Reminds me of another bit of wisdom I gleaned in my younger days that I have repeated many times to younger people coming up under me in the construction trades.

Do what the foreman tells you to do and you can’t go wrong. Because then, even if it is wrong, it is his fault. And, his way is a lot less likely to be wrong then your way in the first place. That’s why he’s the boss and you’re not.

You mess up enough times because you refused to listen and you will no longer be around to hear anything from the boss. You won’t have to worry about arguing with the boss anymore about how dumb his assignments are. Of course you won’t get paid anymore either.

The Kingdom of God works much the same way. We have to acknowledge; “You are God and I’m not.” That’s a hearkening.

We can have a hearkening today, or a reckoning tomorrow.

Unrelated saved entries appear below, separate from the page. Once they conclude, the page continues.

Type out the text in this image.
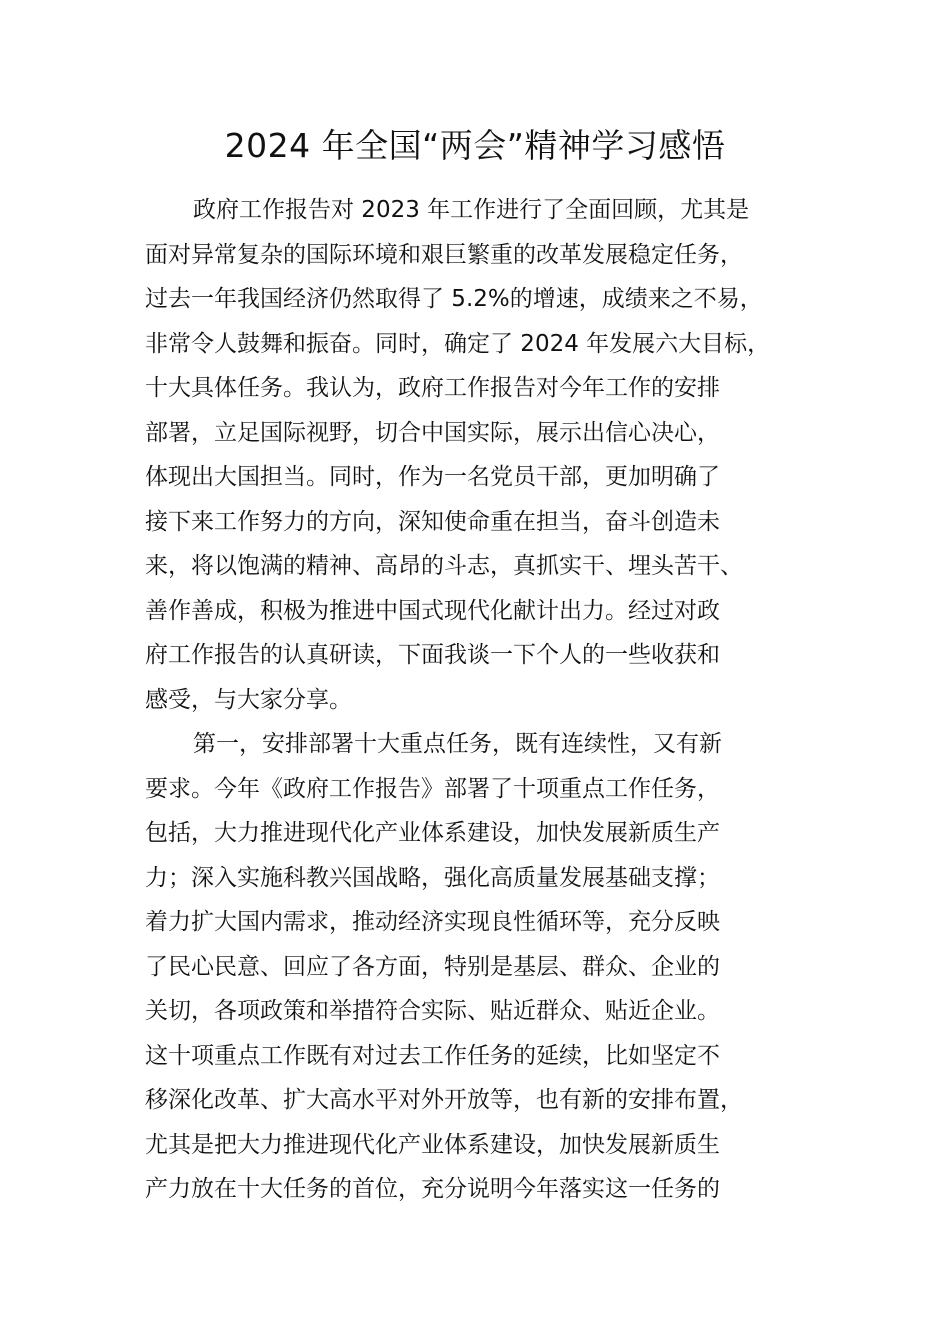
2024 年全国“两会”精神学习感悟
政府工作报告对 2023 年工作进行了全面回顾，尤其是
面对异常复杂的国际环境和艰巨繁重的改革发展稳定任务，
过去一年我国经济仍然取得了 5.2%的增速，成绩来之不易，
非常令人鼓舞和振奋。同时，确定了 2024 年发展六大目标，
十大具体任务。我认为，政府工作报告对今年工作的安排
部署，立足国际视野，切合中国实际，展示出信心决心，
体现出大国担当。同时，作为一名党员干部，更加明确了
接下来工作努力的方向，深知使命重在担当，奋斗创造未
来，将以饱满的精神、高昂的斗志，真抓实干、埋头苦干、
善作善成，积极为推进中国式现代化献计出力。经过对政
府工作报告的认真研读，下面我谈一下个人的一些收获和
感受，与大家分享。
第一，安排部署十大重点任务，既有连续性，又有新
要求。今年《政府工作报告》部署了十项重点工作任务，
包括，大力推进现代化产业体系建设，加快发展新质生产
力；深入实施科教兴国战略，强化高质量发展基础支撑；
着力扩大国内需求，推动经济实现良性循环等，充分反映
了民心民意、回应了各方面，特别是基层、群众、企业的
关切，各项政策和举措符合实际、贴近群众、贴近企业。
这十项重点工作既有对过去工作任务的延续，比如坚定不
移深化改革、扩大高水平对外开放等，也有新的安排布置，
尤其是把大力推进现代化产业体系建设，加快发展新质生
产力放在十大任务的首位，充分说明今年落实这一任务的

35 A good man out of the good treasure of his heart brings forth good things, and an evil man out of the evil treasure brings forth evil things. 36 But I say to you that for every idle word men may speak, they will give account of it in the day of judgment. 37 For by your words you will be justified, and by your words you will be condemned.” Mat 12

We are only given so many days in this life, don’t waste today by saying tomorrow you might listen, tomorrow may never come, at least not the one we expected.